Congressman Greenwood points the finger at, “Over-capitalization and high powered salesmanship,” which, “have been the instrumentality of the manipulators. Tangible assets of a million dollars were counted as good for a capitalization of two million dollars: with one million of preferred stocks and first mortgage bonds to cover the tangible property. The two million of common had no real value but depended upon the earning power. Sometimes dividends materialized but many times they did not. It is always a slow process to build up a business through a period of years to the place where the common stock yields a return. This method seemed too slow to the high-binders of the New York Stock Exchange and the stock-jobbers, generally. They proposed to pull off a fast one on the American people, and they did it.
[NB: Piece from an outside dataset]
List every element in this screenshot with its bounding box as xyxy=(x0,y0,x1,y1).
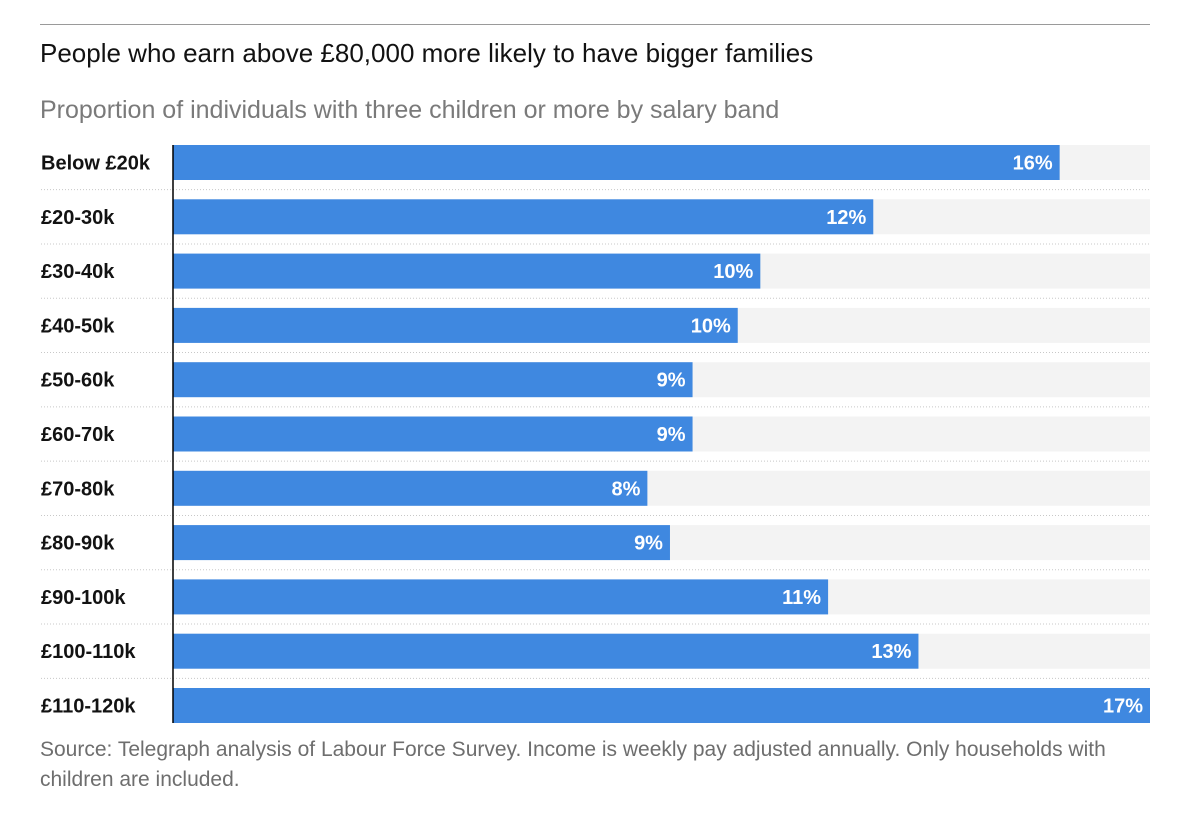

They appealed to the desire of the people to get rich quickly. Those who ventured into the gambling game either lost on a margin or they now possess a collection of beautifully colored certificates which will not yield a dividend commensurate with their cost, in the next 25 years. In the big game there were many cappers and stool pigeons used as decoys. Some were in high positions of state. They could be counted upon any time to assure the hesitating public that “Business is on a sound basis. Our exports were more for the past months than the corresponding month of last year. Savings deposits were on the increase.” Some of these publicity agents knew better while others, perhaps, were beguiled. Nevertheless, they helped fleece the lambs.”
Congressman Greenwood decried the increased use of sales taxes to generate revenue and the recent Supreme Court Ruling that exempted earning on stock from Federal income taxes, a loophole soon rectified by Congress. He answered the Preacher that, “people have not lost their faith, not in mother earth to yield food, clothing and shelter but in man’s method of ownership and distribution.”
Congressman Greenwood opines that, “ “We will have to build anew along better lines,” which is what he and his cohorts did; repealing Prohibition, establishing the FDIC and SEC, electrifying rural America, implementing Social Security, building dams and roads, subsidizing artists through public works projects, creating the FHA and the first government back home ownership loan program, passing that National Labor Relations Act and creating the National Labor Relations Board and for the first time establishing a maximum number of hours worked in a week without overtime compensation (44), a minimum wage (.25 cents an hour) and outlawing child labor for those under 16 and regulating the use of labor by people between 16 and 18 years of age; a Golden Age that lasted until Slick Willie signed on to NAFTA and off on the repeal of the Glass-Steagall Act, first passed in 1932. Maybe it’s time to take Congressman Greenwood’s advice, leaving the part about “the darkey traversing the graveyard at night, are whistling to keep up their courage” for the Republicans to use.
On a related note, while watching the 1938 film, Gold Diggers in Paris, on TCM over the weekend I noticed in one of the outside shots a large billboard advertising a bank’s interest rate of 4% on all savings accounts. No wonder banks were failing left and right paying out such exorbitant sums to their customers!